Technology is being used to help identify where to concentrate scarce resources. Xia and Moog applied nonlinear mathematical and systems modeling to developing HIV/AIDS models. They concluded the 4-dimensional model developed would be useful in formulating guidelines for clinical practice . Geomapping has been used to indentify population surveillance data geographically to help the preventive medicine and public/community health resources to be better applied where needed . Hay and associates found over 20 maps of HIV/AIDS in the published literature but found that “less than 5 per cent of clinically important infectious diseases have been mapped reliably” .
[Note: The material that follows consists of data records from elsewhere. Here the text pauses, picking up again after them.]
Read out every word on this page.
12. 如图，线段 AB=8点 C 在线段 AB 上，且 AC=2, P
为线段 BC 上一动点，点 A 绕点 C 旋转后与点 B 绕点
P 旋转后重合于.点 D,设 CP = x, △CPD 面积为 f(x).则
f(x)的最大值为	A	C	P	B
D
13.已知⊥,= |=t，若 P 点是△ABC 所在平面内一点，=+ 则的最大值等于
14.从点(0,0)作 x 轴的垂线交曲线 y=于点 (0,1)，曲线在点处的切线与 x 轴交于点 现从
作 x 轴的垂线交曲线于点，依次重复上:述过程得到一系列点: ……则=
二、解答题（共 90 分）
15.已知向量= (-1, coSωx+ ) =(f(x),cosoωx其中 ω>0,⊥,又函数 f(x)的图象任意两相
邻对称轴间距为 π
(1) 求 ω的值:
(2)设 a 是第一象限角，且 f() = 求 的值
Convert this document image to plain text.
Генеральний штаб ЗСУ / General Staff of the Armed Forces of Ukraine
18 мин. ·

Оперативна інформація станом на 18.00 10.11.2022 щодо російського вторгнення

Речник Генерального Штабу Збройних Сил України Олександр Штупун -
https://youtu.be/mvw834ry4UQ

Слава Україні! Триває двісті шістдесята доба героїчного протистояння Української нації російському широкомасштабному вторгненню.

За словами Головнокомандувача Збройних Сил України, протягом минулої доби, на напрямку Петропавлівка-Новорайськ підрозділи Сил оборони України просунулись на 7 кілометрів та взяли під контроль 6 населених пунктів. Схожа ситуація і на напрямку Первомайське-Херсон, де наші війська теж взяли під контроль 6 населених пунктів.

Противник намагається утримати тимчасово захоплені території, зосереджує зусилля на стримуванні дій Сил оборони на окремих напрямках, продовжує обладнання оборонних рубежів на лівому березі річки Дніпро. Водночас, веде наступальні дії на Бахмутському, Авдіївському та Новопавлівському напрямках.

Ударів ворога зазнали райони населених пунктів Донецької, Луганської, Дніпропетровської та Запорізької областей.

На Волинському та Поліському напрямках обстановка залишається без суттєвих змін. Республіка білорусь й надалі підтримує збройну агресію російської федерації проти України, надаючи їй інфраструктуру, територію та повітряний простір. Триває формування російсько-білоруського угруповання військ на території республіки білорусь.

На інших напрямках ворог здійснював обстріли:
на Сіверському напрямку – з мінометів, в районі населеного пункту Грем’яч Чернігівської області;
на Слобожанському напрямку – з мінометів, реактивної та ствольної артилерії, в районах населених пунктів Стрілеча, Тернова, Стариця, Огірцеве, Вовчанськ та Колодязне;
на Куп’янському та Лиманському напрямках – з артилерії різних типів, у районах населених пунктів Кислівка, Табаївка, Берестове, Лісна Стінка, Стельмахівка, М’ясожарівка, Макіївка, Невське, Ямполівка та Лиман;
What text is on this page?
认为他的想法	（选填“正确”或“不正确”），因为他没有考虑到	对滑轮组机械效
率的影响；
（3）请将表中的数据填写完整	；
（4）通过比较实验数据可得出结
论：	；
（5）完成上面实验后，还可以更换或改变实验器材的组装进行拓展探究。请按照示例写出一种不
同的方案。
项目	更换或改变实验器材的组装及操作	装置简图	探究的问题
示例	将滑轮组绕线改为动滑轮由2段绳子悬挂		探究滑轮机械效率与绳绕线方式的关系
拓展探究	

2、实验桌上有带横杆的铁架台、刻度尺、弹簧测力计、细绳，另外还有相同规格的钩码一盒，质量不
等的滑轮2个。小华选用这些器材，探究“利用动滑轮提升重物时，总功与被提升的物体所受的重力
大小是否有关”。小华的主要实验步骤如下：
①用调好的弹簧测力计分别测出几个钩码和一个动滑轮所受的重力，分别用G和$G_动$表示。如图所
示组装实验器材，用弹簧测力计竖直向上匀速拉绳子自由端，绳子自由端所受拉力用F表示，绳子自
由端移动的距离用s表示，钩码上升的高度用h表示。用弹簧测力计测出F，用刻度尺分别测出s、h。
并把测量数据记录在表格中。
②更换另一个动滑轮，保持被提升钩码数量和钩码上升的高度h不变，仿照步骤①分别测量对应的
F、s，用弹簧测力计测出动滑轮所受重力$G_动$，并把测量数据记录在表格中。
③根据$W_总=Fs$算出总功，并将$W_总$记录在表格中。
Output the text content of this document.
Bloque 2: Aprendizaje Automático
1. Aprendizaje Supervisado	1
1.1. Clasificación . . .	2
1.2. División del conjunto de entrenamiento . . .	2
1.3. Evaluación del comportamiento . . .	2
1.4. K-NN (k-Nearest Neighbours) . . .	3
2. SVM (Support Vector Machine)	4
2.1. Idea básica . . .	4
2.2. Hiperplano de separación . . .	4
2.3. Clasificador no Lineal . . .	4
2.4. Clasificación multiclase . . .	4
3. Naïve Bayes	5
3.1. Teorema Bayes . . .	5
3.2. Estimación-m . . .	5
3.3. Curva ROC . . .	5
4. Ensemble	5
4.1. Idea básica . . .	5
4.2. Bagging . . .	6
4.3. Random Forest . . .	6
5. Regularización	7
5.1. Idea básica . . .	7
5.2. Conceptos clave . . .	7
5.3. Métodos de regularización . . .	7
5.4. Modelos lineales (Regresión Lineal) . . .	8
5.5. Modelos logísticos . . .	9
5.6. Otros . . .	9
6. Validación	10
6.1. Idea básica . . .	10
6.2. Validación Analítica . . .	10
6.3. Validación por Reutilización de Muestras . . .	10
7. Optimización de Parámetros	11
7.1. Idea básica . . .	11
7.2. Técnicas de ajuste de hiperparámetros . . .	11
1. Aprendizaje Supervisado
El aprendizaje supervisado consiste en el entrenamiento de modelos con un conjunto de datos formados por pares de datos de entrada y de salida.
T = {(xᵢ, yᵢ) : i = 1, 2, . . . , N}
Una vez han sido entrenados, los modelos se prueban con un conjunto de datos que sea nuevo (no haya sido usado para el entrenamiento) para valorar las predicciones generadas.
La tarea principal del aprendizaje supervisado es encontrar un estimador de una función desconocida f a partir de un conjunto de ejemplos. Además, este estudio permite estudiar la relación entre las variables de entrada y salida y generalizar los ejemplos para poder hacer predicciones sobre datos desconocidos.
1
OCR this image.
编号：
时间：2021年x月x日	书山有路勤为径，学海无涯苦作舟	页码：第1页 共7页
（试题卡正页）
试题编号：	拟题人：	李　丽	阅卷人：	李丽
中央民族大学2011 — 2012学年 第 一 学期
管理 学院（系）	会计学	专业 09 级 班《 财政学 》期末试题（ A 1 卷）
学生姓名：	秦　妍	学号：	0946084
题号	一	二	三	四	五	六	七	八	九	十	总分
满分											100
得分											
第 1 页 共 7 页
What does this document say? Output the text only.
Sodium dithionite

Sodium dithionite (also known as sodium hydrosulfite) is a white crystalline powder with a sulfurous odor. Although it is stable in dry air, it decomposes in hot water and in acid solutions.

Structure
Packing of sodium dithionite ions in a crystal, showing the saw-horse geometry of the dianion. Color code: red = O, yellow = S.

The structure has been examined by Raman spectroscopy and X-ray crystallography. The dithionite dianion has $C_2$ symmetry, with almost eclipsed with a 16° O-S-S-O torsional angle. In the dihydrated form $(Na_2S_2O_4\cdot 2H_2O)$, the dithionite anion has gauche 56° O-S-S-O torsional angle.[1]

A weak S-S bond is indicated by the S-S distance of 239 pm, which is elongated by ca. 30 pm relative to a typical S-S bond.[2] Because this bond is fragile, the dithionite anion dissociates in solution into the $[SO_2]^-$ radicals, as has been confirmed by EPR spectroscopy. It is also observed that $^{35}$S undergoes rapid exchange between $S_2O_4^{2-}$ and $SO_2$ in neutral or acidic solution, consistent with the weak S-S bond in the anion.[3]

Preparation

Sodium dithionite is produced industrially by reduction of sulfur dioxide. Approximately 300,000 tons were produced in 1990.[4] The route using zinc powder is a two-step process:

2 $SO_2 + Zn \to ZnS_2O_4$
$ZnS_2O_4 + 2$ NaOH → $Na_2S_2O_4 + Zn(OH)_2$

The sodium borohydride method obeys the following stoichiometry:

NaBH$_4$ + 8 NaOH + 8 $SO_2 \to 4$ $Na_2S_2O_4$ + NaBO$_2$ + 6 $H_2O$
This year marks the 30th anniversary of the discovery of HIV. Since then, much progress has been made to stymie the progression of the disease. HIV/AIDS has gone from a death sentence to a treatable disease. Aligning and collaborating global strategies and goal has been instrumental in producing more efficient policies and positive results. Sharing of information among countries, such as Option B+, has helped efficiently target high-risk populations with better policies. Although many strategies are in place, this article strives to highlight those strategies that align globally under the UN “Getting to Zero” campaign. Until a vaccine or cure exists, current global strategy efforts should continue to focus on prevention and treatment of the disease. As pointed out by Fenner and associates, the costs associated with preventive medicine efforts need to be both inexpensive and simple to apply and implement . The potential of geo mapping HIV/AIDS will required the availability of a large amount of systematically collected prevalence data but would be the first model-based geostatistics application to STDs such as HIV .
Historically, the smallpox eradication program took longer than anticipated, with the eradication program constantly evolving to target endemic countries while strengthening the global surveillance and reporting system. However, in the end, the smallpox eradication programs have shown the world that eradication of a disease is possible. Given the lack of an effective HIV vaccine, prevention strategies will require greater political commitment than has been shown, and will most likely require more resources. The hope is that HIV/AIDS can also be eradicated.